Rios, Pontes e Overdrives - Chico Science & Nacao Zumbi
Chico Science and Nação Zumbi are from a small town in the northeast of Brazil called Recife. They were the leaders of a musical movement called Maguebeat. Manguebeat consisted of artists from the northeast of Brazil that took the local rhythms and combined them with metal, hip hop and other Western genres. In 1995, I brought them over to the US to perform at Central Park for SummerStage for their first show outside of Brazil. Me bringing them over to Central Park meant they gained some respect in Brazil for what they were doing. This was when I realised my career had reached the point where my choices could have that much impact. When they were in New York, we went over to this hip-hop club and they knew the words to every hip-hop classic that came on. This interaction helped me realise that while they had all the same influence I did, everything they were doing was hyper-local and could only be from the northeast of Brazil. The way they fused together the hyper-global and hyper-local changed the way I view music forever.
Ana Mashoof - The Afro Latin Jazz Orchestra
I was trying to find what the “Manguebeat” of the UAE is and who are the ones exploring the hyper-global and the hyper-local. I came across Noon and they were one of the first groups I came across that, to me, sounded like the UAE with three different musicians from different backgrounds. That mixture of hyper-global and hyper-local has been present in each person I bring over to The Arts Center (at NYU Abu Dhabi). They're all doing things with the same idea just within different contexts.

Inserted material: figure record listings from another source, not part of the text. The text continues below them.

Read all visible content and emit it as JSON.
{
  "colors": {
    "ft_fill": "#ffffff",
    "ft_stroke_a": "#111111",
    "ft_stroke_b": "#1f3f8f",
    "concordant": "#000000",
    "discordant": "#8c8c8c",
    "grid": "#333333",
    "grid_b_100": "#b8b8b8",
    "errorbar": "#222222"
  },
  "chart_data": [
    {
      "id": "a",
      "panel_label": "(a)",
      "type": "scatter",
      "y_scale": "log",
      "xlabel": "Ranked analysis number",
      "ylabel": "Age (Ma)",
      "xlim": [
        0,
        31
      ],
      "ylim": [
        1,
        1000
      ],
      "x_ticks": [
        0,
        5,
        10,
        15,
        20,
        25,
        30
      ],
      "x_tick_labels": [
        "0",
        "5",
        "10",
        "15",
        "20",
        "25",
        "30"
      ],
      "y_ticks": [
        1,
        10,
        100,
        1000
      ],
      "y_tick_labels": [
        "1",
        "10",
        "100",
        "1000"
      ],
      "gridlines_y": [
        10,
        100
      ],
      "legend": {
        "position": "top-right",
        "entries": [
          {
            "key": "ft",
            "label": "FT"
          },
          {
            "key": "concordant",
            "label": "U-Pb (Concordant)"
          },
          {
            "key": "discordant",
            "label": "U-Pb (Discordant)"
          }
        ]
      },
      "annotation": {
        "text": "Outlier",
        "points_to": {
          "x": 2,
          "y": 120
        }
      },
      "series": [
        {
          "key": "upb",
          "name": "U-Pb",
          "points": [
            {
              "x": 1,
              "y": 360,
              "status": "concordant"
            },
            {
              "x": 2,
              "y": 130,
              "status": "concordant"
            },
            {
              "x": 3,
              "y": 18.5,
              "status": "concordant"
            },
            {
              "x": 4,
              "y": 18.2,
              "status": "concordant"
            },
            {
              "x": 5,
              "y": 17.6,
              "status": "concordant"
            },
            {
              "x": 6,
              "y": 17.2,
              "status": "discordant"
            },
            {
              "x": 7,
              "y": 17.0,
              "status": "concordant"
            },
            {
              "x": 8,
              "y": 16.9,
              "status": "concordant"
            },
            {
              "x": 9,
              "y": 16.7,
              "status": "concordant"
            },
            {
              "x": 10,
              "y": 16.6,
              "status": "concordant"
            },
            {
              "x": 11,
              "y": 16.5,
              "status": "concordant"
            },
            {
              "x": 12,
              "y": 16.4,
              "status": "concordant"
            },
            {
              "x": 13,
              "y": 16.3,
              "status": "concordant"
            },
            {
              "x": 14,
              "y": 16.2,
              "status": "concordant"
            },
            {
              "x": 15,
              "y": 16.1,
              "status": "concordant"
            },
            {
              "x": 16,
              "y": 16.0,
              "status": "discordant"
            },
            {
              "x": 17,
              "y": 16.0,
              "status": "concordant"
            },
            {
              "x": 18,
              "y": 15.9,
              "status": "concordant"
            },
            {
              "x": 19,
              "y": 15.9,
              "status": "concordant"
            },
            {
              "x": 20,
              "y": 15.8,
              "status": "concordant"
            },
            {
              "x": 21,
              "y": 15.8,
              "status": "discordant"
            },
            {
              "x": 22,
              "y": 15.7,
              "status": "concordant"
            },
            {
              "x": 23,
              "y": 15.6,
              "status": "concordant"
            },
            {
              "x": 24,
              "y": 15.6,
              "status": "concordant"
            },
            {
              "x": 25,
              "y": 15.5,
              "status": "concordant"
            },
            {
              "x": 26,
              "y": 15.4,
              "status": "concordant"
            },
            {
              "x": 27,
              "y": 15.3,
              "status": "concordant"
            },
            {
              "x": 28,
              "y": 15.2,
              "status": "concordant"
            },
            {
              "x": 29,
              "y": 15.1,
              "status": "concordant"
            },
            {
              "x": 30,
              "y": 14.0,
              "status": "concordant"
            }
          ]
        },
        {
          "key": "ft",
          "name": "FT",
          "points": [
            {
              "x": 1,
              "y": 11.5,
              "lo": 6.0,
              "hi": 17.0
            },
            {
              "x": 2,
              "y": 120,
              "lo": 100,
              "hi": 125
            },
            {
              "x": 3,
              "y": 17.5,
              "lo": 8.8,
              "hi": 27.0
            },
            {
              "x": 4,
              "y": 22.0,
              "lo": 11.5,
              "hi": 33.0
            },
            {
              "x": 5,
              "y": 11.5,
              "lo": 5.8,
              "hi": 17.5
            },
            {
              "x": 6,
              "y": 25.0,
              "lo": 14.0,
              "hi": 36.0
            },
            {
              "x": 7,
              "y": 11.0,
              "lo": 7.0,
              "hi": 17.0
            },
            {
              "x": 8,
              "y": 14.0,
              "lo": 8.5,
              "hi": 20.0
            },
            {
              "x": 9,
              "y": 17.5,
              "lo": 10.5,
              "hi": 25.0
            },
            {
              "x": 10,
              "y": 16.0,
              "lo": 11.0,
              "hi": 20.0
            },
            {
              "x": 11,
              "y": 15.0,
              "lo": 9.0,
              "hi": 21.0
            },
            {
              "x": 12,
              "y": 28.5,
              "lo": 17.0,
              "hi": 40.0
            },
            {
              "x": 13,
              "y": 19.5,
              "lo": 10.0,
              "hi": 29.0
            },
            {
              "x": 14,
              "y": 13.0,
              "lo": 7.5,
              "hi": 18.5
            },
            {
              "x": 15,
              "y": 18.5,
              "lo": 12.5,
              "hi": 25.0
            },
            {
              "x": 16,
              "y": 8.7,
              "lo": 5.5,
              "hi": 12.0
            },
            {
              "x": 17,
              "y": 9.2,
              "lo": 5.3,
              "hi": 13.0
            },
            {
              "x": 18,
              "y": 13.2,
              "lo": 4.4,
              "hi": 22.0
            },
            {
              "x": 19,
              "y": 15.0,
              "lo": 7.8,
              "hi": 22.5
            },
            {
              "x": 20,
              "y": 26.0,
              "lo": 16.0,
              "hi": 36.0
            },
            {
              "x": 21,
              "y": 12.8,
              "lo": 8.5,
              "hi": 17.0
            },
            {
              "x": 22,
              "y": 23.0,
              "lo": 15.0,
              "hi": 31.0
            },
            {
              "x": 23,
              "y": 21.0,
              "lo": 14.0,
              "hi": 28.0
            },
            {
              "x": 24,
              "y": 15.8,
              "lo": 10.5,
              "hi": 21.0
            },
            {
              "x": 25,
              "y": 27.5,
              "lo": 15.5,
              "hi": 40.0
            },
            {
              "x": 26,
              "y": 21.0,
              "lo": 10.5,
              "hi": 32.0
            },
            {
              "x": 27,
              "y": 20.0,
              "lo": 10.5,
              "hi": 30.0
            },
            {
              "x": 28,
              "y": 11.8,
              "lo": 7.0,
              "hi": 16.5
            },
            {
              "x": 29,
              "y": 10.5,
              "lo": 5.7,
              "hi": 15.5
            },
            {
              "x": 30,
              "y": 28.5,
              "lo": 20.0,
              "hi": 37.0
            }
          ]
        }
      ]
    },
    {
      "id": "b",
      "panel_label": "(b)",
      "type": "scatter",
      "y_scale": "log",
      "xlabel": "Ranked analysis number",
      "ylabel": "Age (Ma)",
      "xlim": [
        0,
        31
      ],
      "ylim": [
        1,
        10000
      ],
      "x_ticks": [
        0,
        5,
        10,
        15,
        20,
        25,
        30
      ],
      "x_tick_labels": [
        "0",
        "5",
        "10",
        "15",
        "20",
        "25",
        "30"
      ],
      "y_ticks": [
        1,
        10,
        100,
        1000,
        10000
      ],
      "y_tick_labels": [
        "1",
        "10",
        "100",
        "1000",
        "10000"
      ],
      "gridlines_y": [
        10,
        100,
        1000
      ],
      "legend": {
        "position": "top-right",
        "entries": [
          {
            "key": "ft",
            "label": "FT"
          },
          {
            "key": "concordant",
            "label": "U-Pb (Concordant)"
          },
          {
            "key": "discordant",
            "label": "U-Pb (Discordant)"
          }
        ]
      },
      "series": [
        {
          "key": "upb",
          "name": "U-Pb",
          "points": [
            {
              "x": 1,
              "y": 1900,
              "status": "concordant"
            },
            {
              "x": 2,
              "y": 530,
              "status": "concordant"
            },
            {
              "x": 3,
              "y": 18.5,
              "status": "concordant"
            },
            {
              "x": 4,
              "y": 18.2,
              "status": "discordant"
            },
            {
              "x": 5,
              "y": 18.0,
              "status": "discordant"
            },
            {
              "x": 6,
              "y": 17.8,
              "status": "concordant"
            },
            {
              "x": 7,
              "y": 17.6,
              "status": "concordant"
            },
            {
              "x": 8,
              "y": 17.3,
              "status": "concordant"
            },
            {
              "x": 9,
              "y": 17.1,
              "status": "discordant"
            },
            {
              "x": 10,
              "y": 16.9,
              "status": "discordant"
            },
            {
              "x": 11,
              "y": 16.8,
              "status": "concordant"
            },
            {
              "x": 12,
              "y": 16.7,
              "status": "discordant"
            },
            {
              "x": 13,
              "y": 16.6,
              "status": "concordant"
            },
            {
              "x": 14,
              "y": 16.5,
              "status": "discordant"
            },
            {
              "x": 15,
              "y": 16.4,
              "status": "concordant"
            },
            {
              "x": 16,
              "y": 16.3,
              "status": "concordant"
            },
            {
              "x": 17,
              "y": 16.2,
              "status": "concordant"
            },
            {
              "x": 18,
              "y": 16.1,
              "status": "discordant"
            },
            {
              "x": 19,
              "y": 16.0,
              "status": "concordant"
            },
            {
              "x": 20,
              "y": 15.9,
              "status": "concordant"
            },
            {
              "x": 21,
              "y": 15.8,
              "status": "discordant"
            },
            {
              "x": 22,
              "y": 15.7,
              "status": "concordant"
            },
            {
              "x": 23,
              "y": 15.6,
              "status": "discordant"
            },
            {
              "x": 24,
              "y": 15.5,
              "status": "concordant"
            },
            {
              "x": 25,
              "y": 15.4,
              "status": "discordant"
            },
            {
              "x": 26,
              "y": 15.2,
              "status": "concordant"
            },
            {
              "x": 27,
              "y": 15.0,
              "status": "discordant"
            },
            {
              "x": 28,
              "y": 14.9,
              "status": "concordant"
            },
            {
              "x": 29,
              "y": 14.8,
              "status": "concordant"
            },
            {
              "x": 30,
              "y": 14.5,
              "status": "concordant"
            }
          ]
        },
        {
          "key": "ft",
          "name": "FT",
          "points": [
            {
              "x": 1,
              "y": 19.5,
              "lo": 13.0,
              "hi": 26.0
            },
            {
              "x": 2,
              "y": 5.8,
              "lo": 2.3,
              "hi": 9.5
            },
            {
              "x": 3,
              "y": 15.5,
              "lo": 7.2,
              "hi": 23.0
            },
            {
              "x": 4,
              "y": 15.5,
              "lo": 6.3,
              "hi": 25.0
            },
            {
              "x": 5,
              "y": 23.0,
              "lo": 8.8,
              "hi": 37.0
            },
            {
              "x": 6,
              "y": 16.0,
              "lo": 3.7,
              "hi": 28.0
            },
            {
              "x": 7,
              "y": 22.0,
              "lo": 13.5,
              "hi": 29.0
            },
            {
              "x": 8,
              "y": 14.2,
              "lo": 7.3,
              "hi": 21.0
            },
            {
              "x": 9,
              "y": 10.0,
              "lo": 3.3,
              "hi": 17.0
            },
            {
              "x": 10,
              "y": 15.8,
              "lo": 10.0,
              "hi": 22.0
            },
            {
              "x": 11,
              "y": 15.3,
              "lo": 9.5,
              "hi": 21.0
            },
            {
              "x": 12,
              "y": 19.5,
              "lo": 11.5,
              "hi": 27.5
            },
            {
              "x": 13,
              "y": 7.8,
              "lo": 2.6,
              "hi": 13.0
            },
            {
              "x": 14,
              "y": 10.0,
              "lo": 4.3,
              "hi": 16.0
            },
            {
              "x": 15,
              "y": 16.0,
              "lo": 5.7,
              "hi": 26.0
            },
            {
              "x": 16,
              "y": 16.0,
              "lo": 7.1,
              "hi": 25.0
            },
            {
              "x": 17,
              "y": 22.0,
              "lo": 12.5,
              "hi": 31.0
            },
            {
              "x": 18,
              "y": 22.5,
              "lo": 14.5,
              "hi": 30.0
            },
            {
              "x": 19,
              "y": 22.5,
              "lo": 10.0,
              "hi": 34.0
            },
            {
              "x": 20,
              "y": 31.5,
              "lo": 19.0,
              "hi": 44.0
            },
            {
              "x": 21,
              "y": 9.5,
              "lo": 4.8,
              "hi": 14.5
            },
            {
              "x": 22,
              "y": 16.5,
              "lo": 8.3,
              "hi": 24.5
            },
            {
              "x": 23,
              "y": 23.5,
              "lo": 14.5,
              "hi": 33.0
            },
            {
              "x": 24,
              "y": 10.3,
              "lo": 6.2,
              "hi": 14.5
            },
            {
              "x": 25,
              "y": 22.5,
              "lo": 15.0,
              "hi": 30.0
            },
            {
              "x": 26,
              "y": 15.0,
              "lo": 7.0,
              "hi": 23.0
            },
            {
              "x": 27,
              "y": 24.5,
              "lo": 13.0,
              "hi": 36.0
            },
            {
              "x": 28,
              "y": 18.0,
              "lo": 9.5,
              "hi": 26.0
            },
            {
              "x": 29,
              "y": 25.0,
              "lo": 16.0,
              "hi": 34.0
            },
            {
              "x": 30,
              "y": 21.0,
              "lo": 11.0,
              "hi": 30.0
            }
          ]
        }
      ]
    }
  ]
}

One of the first concerts of traditional Khaleeji music that I went to when I first came to Abu Dhabi was by a group of Bahri musicians from Kuwait, that were part of a conference at NYU Abu Dhabi, Mayouf Mejally. I got to know Ghazi Al-Mulaifi an ethnomusicologist who was studying for his PhD at the time. We went with an NYU Abu Dhabi class to visit him in Kuwait when he had his first concert with his own band, where he started to take the traditional rhythms from the diwaniya of Bahri music and mix it with jazz and that band became Boom Diwan and Ana Mashouf has, sort of, become their theme song, for me. Ghazi now lives in Abu Dhabi and teaches at the University and we’ve done a lot of different projects together like the Cuban Khaleeji Project, which this song is from.